1）LinearRegression_gd.py

import numpy as np
from comm_utils.testCapability import r2_score


class LinearRegressionGD:

    def __init__(self):
        """ 初识化 LR 模型"""
        self.coef_ = None
        self.intercept_ = None
        self._theta = None

    def fit_gd(self, x_train, y_train, eta=0.01, n_iters=1e4):
        """ 根据训练数据集x_train,y_train,使用梯度下降法训练Linear Regression模型"""
        assert x_train.shape[0] == y_train.shape[0], "the size of x_train must be equal to y_train"

        # 定义损失函数
        def j(theta, x_b, y):
            try:
                return np.sum((y - x_b.dot(theta)) ** 2) / len(y)
            except:
                return float('inf')

        # 定义梯度函数
        def dj(theta, x_b, y):
            # return (x_b.T.dot(x_b.dot(theta) - y) * 2. / len(x_b)).T
            return x_b.T.dot(x_b.dot(theta) - y) * 2. / len(x_b)

        # 求梯度下的theta
        def gradient_descent(x_b, y, initial_theta, eta, n_iters=1e4, epsilon=1e-8):
            theta = initial_theta
            cur_iter = 0

            while cur_iter < n_iters:
                gradient = dj(theta, x_b, y)
                last_theta = theta
                theta = theta - eta * gradient
                if (abs(j(theta, x_b, y) - j(last_theta, x_b, y)) < epsilon):
                    break
                cur_iter += 1

            return theta

        x_b = np.hstack([np.ones((len(x_train), 1)), x_train])
        initial_theta = np.zeros(x_b.shape[1])
        self._theta = gradient_descent(x_b, y_train, initial_theta, eta, n_iters)

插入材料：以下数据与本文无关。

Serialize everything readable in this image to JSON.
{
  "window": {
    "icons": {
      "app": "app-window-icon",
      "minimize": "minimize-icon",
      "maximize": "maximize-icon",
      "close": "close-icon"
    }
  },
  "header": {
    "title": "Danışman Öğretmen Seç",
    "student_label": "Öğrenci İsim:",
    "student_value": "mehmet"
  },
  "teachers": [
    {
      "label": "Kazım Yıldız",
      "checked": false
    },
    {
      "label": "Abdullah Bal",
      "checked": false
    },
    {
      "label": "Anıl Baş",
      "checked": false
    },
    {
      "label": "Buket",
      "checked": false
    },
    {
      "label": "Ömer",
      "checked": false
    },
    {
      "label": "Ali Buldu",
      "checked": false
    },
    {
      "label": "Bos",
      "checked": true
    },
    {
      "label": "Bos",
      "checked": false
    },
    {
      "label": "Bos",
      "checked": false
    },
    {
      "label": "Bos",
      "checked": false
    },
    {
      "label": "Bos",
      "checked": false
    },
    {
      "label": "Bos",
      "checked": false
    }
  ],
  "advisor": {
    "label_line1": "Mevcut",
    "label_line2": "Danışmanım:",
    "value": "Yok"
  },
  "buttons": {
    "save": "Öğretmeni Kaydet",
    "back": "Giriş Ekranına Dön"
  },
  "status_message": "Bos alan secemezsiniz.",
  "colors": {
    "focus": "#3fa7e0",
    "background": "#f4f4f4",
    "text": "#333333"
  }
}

        self.intercept_ = self._theta[0]  # 截距
        self.coef_ = self._theta[1:]  # theta

        return self

    def predict(self, x_predict):
        """ 给定待预测数据集x_predict,返回表示x_predict的结果向量"""
        assert self.intercept_ is not None and self.coef_ is not None, "must fit before predict."
        assert x_predict.shape[1] == len(self.coef_), "the feature number of x_predict must be equal to x_train"

        x_b = np.hstack([np.ones((len(x_predict), 1)), x_predict])
        return x_b.dot(self._theta)

    def score(self, x_test, y_test):
        """ 根据测试数据集 x_test 和 y_test 确定当前模型的准确度"""
        y_predict = self.predict(x_test)
        return r2_score(y_test, y_predict)

    def __repr__(self):
        return "LinearRegression()"

2）test.py

import numpy as np
import matplotlib.pyplot as plt
import GradientDescent_pro.LinearRegression_gd

np.random.seed(666)
x = 2 * np.random.random(size=100)
y = x * 3. + 4. + np.random.normal(size=100)  # 线性方程，最后是添加的噪音

x = x.reshape(-1, 1)

plt.scatter(x, y)
plt.show()

lrgd = GradientDescent_pro.LinearRegression_gd.LinearRegressionGD()
lrgd.fit_gd(x, y)

print(lrgd.coef_)
print(lrgd.intercept_)

运行结果：
这里写图片描述

[3.00706277]
4.021457858204859

3.3 随机梯度下降法（Stochastic Gradient Descent）

搜索方向： $2\begin{pmatrix} { ({ x }_{ b }^{ (i) }\theta -{ y }^{ (i) }) } \\ { ({ x }_{ b }^{ (i) }\theta -{ y }^{ (i) }) }{ x }_{ 1 }^{ (i) } \\ \vdots \\ { ({ x }_{ b }^{ (i) }\theta -{ y }^{ (i) }) }{ x }_{ n }^{ (i) } \end{pmatrix}=2{ ({ x }_{ b }^{ (i) }) }^{ \intercal }({ x }_{ b }^{ (i) }\theta -{ y }^{ (i) })\\ \qquad$

$\eta =\frac { 1 }{ i\_ iters } \rightarrow \frac { 1 }{ i\_ iters+b } \rightarrow \frac { a }{ i\_ iters+b } \rightarrow \frac { { t }_{ 0 } }{ { i\_ iters+t }_{ 1 } }$

特点：

下降方向随机
跳出局部最优解
更快的运行速度

1）在LinearRegression_gd.py中添加下面代码：

def fit_sgd(self, x_train, y_train, n_iters=5, t0=5, t1=50):
     """ 根据训练数据集，使用随机梯度下降法训练线性回归模型"""
     assert x_train.shape[0] == y_train.shape[0], "the size of x_train must be equal to y_train"
     assert n_iters >= 1

     # 随机梯度
     def dj_sgd(theta, x_b_i, y_i):
         return x_b_i * (x_b_i.dot(theta) - y_i) * 2.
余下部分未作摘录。